Energy and morale: Sometimes a project is particularly tedious, or you just have other stuff going on in your life. Or sometimes you’re super into it. Let’s say, 33% of projects take 10% longer, and 33% of projects take 10% shorter. Also probably conservative — personally, when the open office is quiet, and I’m in the zone, and I don’t have ten things I’m trying to remember before the end of the day, I work blazingly fast…
Estimation skill: Whenever we guess we’re on a 2000 minute project, we don’t know that. We guessed, and we don’t have perfect estimation skill. We might actually be on a project that will take on average 1700 minutes, or 2300 minutes, or whatever. So for 33% of projects, let’s add 20% more work, and for 33% of projects, let’s subtract 20% of the work. No idea if this is conservative or not.

So now, for each run, we’ll still start with 2000 minutes (10 full days), but then we will compute the above random variable additions & subtractions and modify that 2000 minutes. Then we will actually simulate the day 1/2/3… of the project by sampling my schedule data, just like before.

Here it is:

78.0% of runs are ±1 day or more away from the expected (instead of original 60.1%).
95% confidence interval: 3.9 to 17.5 days (original was 7.0 to 14.5 days).

Many software developers recommend that if you are asked to choose a date and commit to it, on a project, then: you should “take your estimate of the expected average length, and double it, and that’s your commitment date”. Looking at the above graph, that seems like a reasonably good call. Although, I think most developers tend to underestimate the expected average…so those developers should probably triple the length instead of double it.

Appendix: Rules for data gathering

Here are some important rules I used for recording data and choosing to include it in this experiment:

If I took an unexpected day off, then that still got recorded as a “0 minutes worked on my main project this day”, and still got included in this dataset.

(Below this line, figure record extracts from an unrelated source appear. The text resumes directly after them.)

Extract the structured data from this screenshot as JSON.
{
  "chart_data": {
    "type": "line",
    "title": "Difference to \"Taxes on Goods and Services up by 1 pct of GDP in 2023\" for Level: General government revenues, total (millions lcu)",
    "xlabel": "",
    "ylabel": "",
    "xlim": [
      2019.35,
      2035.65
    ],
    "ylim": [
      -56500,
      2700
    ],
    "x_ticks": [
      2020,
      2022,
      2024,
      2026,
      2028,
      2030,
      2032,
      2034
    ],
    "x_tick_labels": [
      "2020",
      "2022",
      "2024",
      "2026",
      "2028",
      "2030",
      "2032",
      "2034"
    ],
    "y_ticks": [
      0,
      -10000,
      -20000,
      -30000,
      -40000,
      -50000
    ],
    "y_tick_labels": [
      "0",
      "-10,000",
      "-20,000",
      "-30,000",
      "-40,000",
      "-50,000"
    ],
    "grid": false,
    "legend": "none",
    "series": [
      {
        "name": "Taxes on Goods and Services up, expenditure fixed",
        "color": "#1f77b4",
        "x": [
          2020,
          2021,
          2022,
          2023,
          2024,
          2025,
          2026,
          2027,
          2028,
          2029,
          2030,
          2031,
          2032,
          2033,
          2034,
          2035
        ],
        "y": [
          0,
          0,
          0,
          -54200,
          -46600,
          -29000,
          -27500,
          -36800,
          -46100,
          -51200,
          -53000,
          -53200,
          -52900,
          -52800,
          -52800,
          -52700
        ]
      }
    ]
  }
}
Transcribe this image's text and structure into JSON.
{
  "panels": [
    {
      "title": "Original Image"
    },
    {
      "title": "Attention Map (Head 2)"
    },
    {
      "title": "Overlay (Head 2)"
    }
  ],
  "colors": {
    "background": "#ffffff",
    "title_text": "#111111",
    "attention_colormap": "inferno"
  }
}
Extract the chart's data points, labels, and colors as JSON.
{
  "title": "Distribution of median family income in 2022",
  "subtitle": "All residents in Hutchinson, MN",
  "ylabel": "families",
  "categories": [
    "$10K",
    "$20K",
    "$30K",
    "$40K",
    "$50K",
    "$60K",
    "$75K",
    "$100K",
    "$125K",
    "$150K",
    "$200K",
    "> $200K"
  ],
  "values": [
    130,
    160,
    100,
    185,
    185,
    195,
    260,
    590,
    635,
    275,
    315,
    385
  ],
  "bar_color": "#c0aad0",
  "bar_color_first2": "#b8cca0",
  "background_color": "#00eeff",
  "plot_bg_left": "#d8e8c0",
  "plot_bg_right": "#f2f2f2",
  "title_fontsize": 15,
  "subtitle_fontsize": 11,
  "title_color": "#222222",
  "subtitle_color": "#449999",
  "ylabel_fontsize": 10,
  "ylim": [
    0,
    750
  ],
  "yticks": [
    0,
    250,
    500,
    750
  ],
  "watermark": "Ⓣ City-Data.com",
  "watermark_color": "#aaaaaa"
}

So, sick days, for example. Out of the 25 “zero minute” days in my dataset, there were probably only about 10 of these (the others were days where I just got interrupted too much, presumably).
If I took a planned day off, like if I knew I was taking that day off whenever I last gave an estimate/commit date for the project, that day was not recorded at all and not included in this dataset.
There were small periods of time where I was not assigned a “main project”, I was just in-between projects, doing whatever. These days were not included in this dataset (I did record them somewhere in case I want them some time though). This doesn’t happen often.
There was one large project that was clearly an outlier from other main projects I’ve worked on, and so that time period was not included in this dataset. It was a project I was passionate about and had a strict business-driven deadline. If I had included it, my schedule’s variance would have been even more extreme and would have proved my point further, but it would have felt like cheating.

Strictly speaking, to do a statistical study like this, each data point should be independent of the others. My data is probably not actually entirely independent — surely there are interruptions that recurred over multiple subsequent days. But, I think it’s close enough, you can take a look at a scatter plot, to give it an eyeball test for independence:

Pretty darn random, but not entirely random. But, I suspect true independence is rarely perfectly achieved anyway, for most statistical studies about real life.